Web Analytics: HTTP Log Import Through EJBs
Original Publication Date: 2002-Sep-14
Included in the Prior Art Database: 2003-Jun-21
As the world wide web has increased in popularity, the amount of traffic to web sites is constantly growing. Numerous techniques have been adopted to cope with this increased traffic. Web sites have been optimized to reduce the amount of data transmitted. Caches have been developed to take some of the load off of web servers. Web servers themselves are being load balanced and clustered. What appears to an end user as one web site may be tens or even hundreds of machines that are needed to ensure that every visitor gets a prompt response. All of these techniques optimize the end user's experience on the web site, and high traffic web sites are perfectly capable of serving millions of hits per day. However, this amount of traffic generates a vast amount of logged data about visitors, and traditional methods of web analytics are becoming unable to cope with it all.

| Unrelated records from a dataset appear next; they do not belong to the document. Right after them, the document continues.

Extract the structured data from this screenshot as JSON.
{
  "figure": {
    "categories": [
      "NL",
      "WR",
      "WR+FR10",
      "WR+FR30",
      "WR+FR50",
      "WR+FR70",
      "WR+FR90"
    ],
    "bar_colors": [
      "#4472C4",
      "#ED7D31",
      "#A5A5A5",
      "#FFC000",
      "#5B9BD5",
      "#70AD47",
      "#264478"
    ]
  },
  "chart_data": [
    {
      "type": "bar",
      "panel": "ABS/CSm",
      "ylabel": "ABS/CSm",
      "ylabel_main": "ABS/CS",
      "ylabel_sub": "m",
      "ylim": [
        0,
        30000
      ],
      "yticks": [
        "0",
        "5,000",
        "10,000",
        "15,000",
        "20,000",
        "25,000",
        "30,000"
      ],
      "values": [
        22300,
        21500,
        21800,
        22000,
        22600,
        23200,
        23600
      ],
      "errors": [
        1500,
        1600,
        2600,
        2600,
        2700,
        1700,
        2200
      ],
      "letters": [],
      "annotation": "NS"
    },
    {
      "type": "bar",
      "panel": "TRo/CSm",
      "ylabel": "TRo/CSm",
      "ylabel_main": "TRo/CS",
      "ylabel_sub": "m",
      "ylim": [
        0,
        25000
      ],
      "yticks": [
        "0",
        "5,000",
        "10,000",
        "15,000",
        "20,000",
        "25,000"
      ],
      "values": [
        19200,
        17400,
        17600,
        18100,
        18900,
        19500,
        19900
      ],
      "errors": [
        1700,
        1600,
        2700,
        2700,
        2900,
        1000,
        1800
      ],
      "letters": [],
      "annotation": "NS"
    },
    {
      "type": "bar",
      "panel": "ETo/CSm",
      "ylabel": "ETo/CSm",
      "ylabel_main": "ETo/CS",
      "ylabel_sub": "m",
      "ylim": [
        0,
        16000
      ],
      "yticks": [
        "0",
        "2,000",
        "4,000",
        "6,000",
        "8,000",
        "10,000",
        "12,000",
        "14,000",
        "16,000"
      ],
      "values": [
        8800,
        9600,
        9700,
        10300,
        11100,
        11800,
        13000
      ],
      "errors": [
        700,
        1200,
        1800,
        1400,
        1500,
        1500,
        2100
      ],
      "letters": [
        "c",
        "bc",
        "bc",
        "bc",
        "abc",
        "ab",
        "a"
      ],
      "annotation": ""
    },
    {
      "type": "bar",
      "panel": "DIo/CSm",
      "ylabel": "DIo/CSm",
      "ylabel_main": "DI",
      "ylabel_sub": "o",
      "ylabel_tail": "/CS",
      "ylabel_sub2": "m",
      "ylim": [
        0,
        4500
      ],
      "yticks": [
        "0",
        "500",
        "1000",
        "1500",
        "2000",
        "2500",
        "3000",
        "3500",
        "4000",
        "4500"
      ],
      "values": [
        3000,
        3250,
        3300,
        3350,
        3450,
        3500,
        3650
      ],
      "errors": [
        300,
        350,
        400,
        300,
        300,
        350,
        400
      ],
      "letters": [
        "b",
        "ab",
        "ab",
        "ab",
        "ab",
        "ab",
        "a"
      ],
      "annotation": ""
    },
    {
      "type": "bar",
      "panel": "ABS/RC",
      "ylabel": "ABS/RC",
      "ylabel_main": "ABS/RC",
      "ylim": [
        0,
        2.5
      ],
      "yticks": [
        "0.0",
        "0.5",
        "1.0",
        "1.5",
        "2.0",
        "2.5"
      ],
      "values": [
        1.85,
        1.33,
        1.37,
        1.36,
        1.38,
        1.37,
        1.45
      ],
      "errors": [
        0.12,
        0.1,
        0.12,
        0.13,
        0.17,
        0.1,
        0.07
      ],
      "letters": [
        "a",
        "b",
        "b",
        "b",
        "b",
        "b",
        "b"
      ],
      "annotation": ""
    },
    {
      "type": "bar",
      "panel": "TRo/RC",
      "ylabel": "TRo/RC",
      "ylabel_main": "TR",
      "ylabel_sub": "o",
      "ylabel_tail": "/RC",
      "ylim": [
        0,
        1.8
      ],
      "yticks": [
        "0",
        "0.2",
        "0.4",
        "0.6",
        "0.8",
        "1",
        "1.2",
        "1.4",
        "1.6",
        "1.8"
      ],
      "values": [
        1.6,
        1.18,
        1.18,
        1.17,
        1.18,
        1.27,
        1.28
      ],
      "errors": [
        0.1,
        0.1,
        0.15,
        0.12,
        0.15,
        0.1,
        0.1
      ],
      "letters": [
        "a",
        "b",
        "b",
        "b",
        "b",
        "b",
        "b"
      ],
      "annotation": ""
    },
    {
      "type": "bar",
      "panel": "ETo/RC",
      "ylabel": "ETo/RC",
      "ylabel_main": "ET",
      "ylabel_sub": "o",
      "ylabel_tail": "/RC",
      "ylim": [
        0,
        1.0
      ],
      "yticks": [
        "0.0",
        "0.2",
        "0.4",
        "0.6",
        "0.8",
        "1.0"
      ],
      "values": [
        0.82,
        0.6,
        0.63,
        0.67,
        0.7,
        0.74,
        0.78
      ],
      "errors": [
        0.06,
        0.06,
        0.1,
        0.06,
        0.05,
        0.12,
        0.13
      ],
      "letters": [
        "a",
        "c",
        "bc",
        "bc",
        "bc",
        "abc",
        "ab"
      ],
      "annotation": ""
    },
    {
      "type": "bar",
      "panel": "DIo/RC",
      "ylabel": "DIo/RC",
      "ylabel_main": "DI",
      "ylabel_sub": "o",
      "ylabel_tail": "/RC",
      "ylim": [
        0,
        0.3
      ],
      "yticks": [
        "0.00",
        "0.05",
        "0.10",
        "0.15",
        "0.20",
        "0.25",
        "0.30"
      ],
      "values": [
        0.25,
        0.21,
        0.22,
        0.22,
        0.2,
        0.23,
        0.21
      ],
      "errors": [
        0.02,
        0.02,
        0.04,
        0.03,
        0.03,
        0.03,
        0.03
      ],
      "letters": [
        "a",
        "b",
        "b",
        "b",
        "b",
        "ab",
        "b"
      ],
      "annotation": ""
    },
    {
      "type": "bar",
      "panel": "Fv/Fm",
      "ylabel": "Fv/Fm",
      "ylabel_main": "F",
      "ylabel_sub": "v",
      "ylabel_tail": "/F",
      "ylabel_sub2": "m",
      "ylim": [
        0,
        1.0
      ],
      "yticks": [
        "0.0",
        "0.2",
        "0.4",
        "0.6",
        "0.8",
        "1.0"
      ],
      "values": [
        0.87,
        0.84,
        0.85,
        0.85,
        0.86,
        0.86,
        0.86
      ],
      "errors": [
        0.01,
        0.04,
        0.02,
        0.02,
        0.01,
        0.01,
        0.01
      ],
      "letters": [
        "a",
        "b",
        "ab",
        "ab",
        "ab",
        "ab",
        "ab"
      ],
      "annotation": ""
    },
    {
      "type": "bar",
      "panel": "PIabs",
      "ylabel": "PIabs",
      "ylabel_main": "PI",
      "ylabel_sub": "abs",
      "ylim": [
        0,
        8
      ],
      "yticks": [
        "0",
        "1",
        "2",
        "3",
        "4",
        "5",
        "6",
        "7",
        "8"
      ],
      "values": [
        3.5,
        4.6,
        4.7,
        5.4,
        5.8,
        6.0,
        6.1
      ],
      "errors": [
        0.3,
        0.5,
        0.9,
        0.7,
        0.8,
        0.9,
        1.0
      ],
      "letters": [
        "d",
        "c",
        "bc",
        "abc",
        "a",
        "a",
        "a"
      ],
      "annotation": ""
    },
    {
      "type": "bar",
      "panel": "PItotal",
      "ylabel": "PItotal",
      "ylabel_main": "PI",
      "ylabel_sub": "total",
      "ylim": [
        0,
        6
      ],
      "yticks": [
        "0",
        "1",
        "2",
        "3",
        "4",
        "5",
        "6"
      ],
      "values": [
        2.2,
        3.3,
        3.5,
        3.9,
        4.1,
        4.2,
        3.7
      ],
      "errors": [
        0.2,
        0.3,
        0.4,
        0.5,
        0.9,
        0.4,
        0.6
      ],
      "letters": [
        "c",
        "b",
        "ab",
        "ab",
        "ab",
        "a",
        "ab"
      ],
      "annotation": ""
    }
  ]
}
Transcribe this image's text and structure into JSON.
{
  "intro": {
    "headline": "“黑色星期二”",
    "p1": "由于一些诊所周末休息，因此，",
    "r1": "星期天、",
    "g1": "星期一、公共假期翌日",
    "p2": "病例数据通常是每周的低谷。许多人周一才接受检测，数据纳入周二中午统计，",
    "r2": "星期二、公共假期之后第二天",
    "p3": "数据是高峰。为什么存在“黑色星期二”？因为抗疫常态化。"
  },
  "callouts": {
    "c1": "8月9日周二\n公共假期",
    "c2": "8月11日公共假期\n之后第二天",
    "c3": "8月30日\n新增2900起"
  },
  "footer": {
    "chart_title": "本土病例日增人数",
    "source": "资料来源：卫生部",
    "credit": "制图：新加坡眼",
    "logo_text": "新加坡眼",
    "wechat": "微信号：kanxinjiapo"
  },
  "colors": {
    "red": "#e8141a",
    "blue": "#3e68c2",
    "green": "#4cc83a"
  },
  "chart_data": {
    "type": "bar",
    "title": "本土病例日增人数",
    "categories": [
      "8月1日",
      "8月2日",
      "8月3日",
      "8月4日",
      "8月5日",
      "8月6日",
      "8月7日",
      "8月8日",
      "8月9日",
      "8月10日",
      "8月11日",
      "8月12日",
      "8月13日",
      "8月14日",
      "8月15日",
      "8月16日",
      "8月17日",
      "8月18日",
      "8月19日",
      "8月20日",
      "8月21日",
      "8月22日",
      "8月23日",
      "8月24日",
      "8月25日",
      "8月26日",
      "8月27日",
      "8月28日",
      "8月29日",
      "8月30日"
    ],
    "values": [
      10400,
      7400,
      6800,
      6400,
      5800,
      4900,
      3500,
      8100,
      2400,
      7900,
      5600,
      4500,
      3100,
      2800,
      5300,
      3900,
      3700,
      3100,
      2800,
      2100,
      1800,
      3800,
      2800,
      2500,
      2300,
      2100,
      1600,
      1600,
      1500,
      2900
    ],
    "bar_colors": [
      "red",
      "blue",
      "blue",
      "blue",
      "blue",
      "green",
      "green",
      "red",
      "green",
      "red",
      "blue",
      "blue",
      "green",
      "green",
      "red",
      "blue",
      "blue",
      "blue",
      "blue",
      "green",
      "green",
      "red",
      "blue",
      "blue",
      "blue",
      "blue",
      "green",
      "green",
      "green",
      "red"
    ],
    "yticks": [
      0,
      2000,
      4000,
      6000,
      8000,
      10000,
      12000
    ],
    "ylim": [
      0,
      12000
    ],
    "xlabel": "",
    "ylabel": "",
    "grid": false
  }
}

The traditional method for processing HTTP log files is to process each file from start to end. A single unit of work (thread or process) generally handles the entire file. This unit of work (thread or process) opens the file and begins reading, processing the file's data as it goes along. From an analysis viewpoint, there is a relationship between records a session. Processing a file from start to end within a single unit of work allows the analysis process to easily accumulate records into a session. The process handling the log file is able to process log data at a fixed rate. In order to increase the amount of data processed in a given time, faster hardware is required. However, load balancing can increase the amount of log data to be processed far beyond the capabilities of the fastest hardware there is just no way a single machine can keep up with the data generated by a cluster or tens or hundreds of machines.